Mite bothersome to me, too. Even with the sun coming up.

Yikes!
This is really good stuff, Sandra. Wish there was more of this on OS or that it was easier to find. I'd love to see more fiction here ... this was fiction, right? Tell me it was fiction. Sandra? SANDRA!

Great stuff! Deserves a bucket full of Rs!
Loved the passing mention of "sis" and the Theremin playing at the end. (Everyone heard that - right?)
Aaarrgh. Particularly scary for a city boy ...
Reads like an episode of Tales from the Crypt. A good and scary one.
Did you ever see the show where the family lured a homeless guy to their house to impersonate their dead uncle who recieved a disability pension from the railroad? They were going to let the homeless guy live there, just so the insurance man from the railroad could see an old broken man in the house when he came around to verify the ongoing claim.
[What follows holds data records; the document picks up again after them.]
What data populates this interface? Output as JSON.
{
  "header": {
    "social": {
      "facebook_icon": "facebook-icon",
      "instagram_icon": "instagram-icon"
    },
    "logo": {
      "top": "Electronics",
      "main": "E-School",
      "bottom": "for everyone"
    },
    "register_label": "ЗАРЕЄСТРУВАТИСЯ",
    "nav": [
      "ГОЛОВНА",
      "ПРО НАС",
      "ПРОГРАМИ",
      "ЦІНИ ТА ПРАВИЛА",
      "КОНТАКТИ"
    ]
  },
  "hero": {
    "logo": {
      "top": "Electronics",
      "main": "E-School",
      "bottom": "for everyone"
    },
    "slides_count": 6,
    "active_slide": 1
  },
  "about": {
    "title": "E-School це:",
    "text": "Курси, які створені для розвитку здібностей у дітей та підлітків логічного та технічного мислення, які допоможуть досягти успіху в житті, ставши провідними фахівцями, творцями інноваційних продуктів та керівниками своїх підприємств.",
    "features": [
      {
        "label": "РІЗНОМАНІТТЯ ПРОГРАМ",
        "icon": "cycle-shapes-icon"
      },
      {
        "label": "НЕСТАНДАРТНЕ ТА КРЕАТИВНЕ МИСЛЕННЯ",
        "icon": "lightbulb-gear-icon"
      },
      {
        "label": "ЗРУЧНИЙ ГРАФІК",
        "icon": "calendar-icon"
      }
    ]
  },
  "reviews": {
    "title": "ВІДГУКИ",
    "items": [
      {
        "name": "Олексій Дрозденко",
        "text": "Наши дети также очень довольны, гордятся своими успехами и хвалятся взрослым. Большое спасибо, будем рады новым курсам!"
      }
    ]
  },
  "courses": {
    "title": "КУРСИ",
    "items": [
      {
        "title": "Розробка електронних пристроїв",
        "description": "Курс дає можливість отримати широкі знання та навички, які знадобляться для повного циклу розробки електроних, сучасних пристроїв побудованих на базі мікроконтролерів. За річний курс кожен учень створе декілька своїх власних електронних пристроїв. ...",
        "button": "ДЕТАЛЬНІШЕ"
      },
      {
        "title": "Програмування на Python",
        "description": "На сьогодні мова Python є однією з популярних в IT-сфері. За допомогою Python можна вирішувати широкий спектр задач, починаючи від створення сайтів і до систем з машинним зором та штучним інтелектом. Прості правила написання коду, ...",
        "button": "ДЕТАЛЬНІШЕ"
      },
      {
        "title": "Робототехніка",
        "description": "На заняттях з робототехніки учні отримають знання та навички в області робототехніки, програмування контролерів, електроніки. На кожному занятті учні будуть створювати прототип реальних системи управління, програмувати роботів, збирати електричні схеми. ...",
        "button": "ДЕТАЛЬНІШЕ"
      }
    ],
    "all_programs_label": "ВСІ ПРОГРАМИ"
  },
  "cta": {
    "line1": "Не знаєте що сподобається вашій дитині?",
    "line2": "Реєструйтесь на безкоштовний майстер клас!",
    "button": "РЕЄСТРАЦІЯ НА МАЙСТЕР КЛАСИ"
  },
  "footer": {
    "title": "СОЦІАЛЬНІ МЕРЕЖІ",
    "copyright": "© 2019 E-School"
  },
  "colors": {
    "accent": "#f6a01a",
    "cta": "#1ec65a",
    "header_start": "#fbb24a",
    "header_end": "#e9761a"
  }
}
The homeless guy was on board with the fraud and drank himself into a stupor right away drinking a bottle provided by the family. When he was good and plastered, the woman who lured him in had her husband tie him down and then they pulled out an axe.

She leaned over the homeless guy and said, 'my uncle got this pension because he lost both his legs in a train accident.'

Your story reminds me of this story.
you have a twisted mind, ;^)

one thing I didn't get, how come sis had school books?